MS: Over the last year or so, I’ve been working with a group of Toronto community housing tenants to fight the plans to initiate the massive sell-off of social housing in Toronto. It’s critically important that the voices of people living in social housing be at the absolute centre of this discussion. You want to have the economists, and the financial experts, and the building maintenance people, and all those kind of people, they all have a role to play because there are many dimensions of this issue. But the central slogan is “We’re tenants, we’re not for sale”, and dammit, you’ve got to listen to our voice even if it makes your uncomfortable.
 
It’s not always an easy process. However, it’s clearly not sufficient just to simply rip off the covers and expose a new set of issues, a new set of voices, a new set of truths that had previously been suppressed and neglected. The second step is to mobilize around solutions that not only address the immediate issue, but change the relations of power. It’s not enough for Toronto community housing tenants to say “We’re not for sale.” What we also have to do is mobilize around practical options to address the issues that are driving the policy agenda toward sale.
 
Toronto community housing has a 750 million dollar capital repair shortfall that grows by 100 million dollars every year. So saying “we’re not for sale” is very important, having the tenants at the centre of the process is very important, but that 750 million, next year 850 million, the year after billion dollar capital shortfall can’t be ignored. Ultimately that’s going to lead to continuing deterioration in the quality of the housing, poor health for the tenants, and so on. So the Wellesley Institute proposed a commission, a task force on Toronto community housing, to take the issue out of the political arena.  We had to ensure that the task force has the diversity of expertise that’s required to properly address the issue.
 
DM: But doesn’t that delay the needed action?
 
MS: When I first started doing community organizing in the east of downtown Toronto, with homeless adults, I was still in law school.  We used to have a weekly dinner, a community dinner, at a drop-in centre.
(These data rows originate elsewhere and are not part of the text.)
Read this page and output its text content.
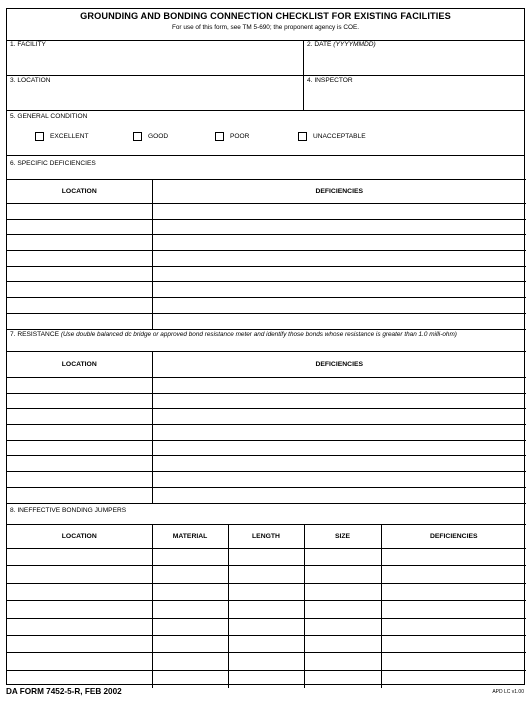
GROUNDING AND BONDING CONNECTION CHECKLIST FOR EXISTING FACILITIES
For use of this form, see TM 5-690; the proponent agency is COE.
1. FACILITY	2. DATE (YYYYMMDD)
3. LOCATION	4. INSPECTOR
5. GENERAL CONDITION
EXCELLENT	GOOD	POOR	UNACCEPTABLE
6. SPECIFIC DEFICIENCIES
LOCATION	DEFICIENCIES

7. RESISTANCE (Use double balanced dc bridge or approved bond resistance meter and identify those bonds whose resistance is greater than 1.0 milli-ohm)
LOCATION	DEFICIENCIES

8. INEFFECTIVE BONDING JUMPERS
LOCATION	MATERIAL	LENGTH	SIZE	DEFICIENCIES

DA FORM 7452-5-R, FEB 2002	APD LC v1.00
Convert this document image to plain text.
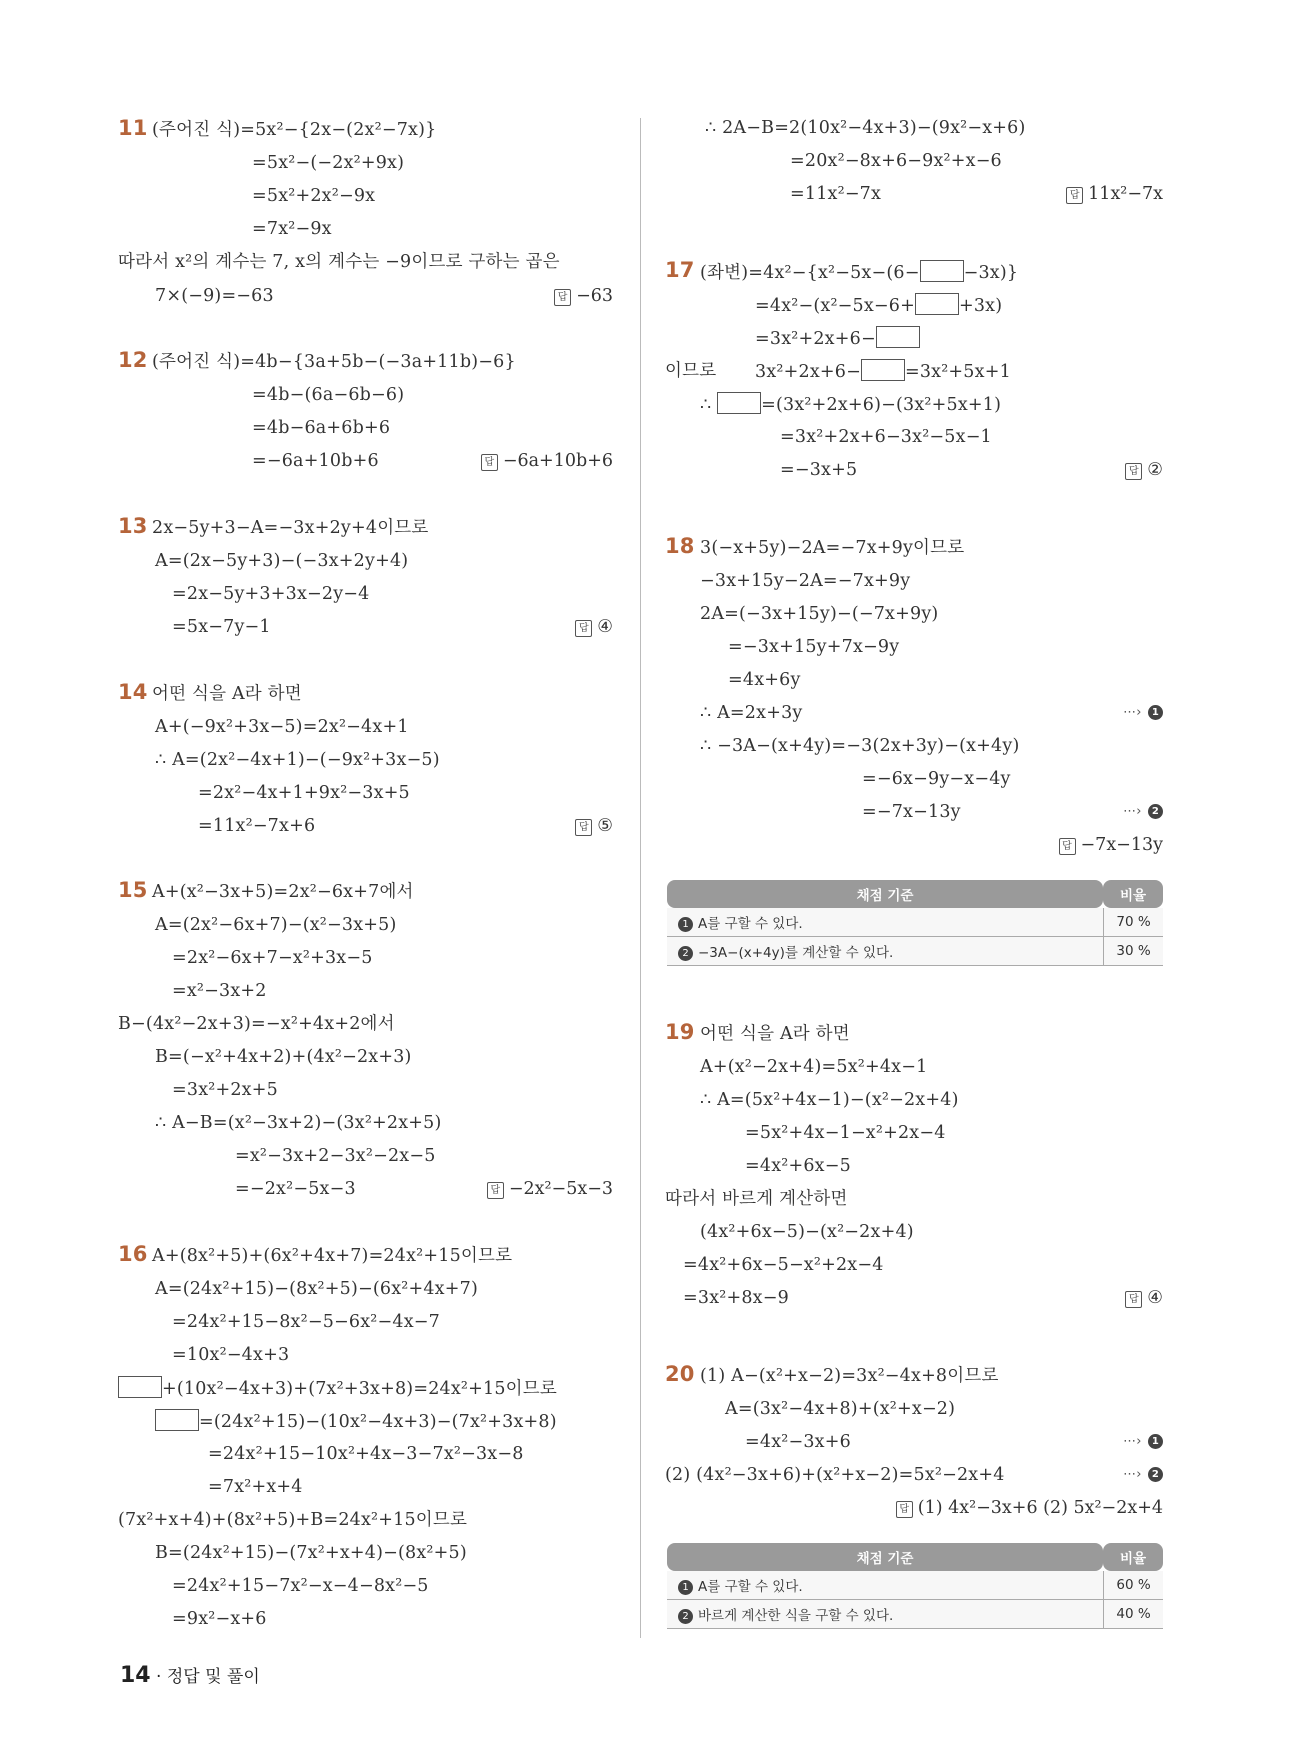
(주어진 식)=5x²−{2x−(2x²−7x)}
11
=5x²−(−2x²+9x)
=5x²+2x²−9x
=7x²−9x
따라서 x²의 계수는 7, x의 계수는 −9이므로 구하는 곱은
7×(−9)=−63	답 −63
(주어진 식)=4b−{3a+5b−(−3a+11b)−6}
12
=4b−(6a−6b−6)
=4b−6a+6b+6
=−6a+10b+6	답 −6a+10b+6
2x−5y+3−A=−3x+2y+4이므로
13
A=(2x−5y+3)−(−3x+2y+4)
=2x−5y+3+3x−2y−4
=5x−7y−1	답 ④
어떤 식을 A라 하면
14
A+(−9x²+3x−5)=2x²−4x+1
∴ A=(2x²−4x+1)−(−9x²+3x−5)
=2x²−4x+1+9x²−3x+5
=11x²−7x+6	답 ⑤
A+(x²−3x+5)=2x²−6x+7에서
15
A=(2x²−6x+7)−(x²−3x+5)
=2x²−6x+7−x²+3x−5
=x²−3x+2
B−(4x²−2x+3)=−x²+4x+2에서
B=(−x²+4x+2)+(4x²−2x+3)
=3x²+2x+5
∴ A−B=(x²−3x+2)−(3x²+2x+5)
=x²−3x+2−3x²−2x−5
=−2x²−5x−3	답 −2x²−5x−3
A+(8x²+5)+(6x²+4x+7)=24x²+15이므로
16
A=(24x²+15)−(8x²+5)−(6x²+4x+7)
=24x²+15−8x²−5−6x²−4x−7
=10x²−4x+3
+(10x²−4x+3)+(7x²+3x+8)=24x²+15이므로
=(24x²+15)−(10x²−4x+3)−(7x²+3x+8)
=24x²+15−10x²+4x−3−7x²−3x−8
=7x²+x+4
(7x²+x+4)+(8x²+5)+B=24x²+15이므로
B=(24x²+15)−(7x²+x+4)−(8x²+5)
=24x²+15−7x²−x−4−8x²−5
=9x²−x+6
∴ 2A−B=2(10x²−4x+3)−(9x²−x+6)
=20x²−8x+6−9x²+x−6
=11x²−7x	답 11x²−7x
(좌변)=4x²−{x²−5x−(6−	−3x)}
17
=4x²−(x²−5x−6+	+3x)
=3x²+2x+6−
이므로 3x²+2x+6−	=3x²+5x+1
∴	=(3x²+2x+6)−(3x²+5x+1)
=3x²+2x+6−3x²−5x−1
=−3x+5	답 ②
3(−x+5y)−2A=−7x+9y이므로
18
−3x+15y−2A=−7x+9y
2A=(−3x+15y)−(−7x+9y)
=−3x+15y+7x−9y
=4x+6y
∴ A=2x+3y
∴ −3A−(x+4y)=−3(2x+3y)−(x+4y)
=−6x−9y−x−4y
=−7x−13y
답 −7x−13y
⋯› 1
⋯› 2
채점 기준	비율
1 A를 구할 수 있다.	70 %
2 −3A−(x+4y)를 계산할 수 있다.	30 %
어떤 식을 A라 하면
19
A+(x²−2x+4)=5x²+4x−1
∴ A=(5x²+4x−1)−(x²−2x+4)
=5x²+4x−1−x²+2x−4
=4x²+6x−5
따라서 바르게 계산하면
(4x²+6x−5)−(x²−2x+4)
=4x²+6x−5−x²+2x−4
=3x²+8x−9	답 ④
(1) A−(x²+x−2)=3x²−4x+8이므로
20
A=(3x²−4x+8)+(x²+x−2)
=4x²−3x+6
(2) (4x²−3x+6)+(x²+x−2)=5x²−2x+4
답 (1) 4x²−3x+6 (2) 5x²−2x+4
⋯› 1
⋯› 2
채점 기준	비율
1 A를 구할 수 있다.	60 %
2 바르게 계산한 식을 구할 수 있다.	40 %
14 · 정답 및 풀이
People came because they wanted the food. But the sort of quid pro quo was we wanted them to stay and talk about what was going on in their lives. Inevitably, we’d get into a fierce discussion about how, in those days, the landlord-tenant laws were skewed against low income tenants. A lot of tenants were being evicted on a fairly rapid basis by predatory landlords and ending up being homeless. So we wanted to engage in a law reform exercise to address this particular law. 
 
But then somebody would put up their hand and say “Why are you talking about a six-month or a year-long law reform process when I don’t have a place to sleep tonight? I want somebody to tell me where I’m going to sleep tonight.” And of course, you can’t just simply say to that person “Thank you brother. Come back in a year and we’ll have the law changed and we’ll tell you where you’re going to sleep”. So you always have to have something that addresses where people are at that particular moment. You can’t say to that person “Shut up. We’re into some strategy here and you’re interfering with our ability to change the world in a way that will make life better for tens of thousands, hundreds of thousands of people across the province.” You have to stop and problem solve about where that person can pick up the phone and find an empty bed in a homeless shelter that night. Balancing the immediate with the long term, that’s always an issue for us.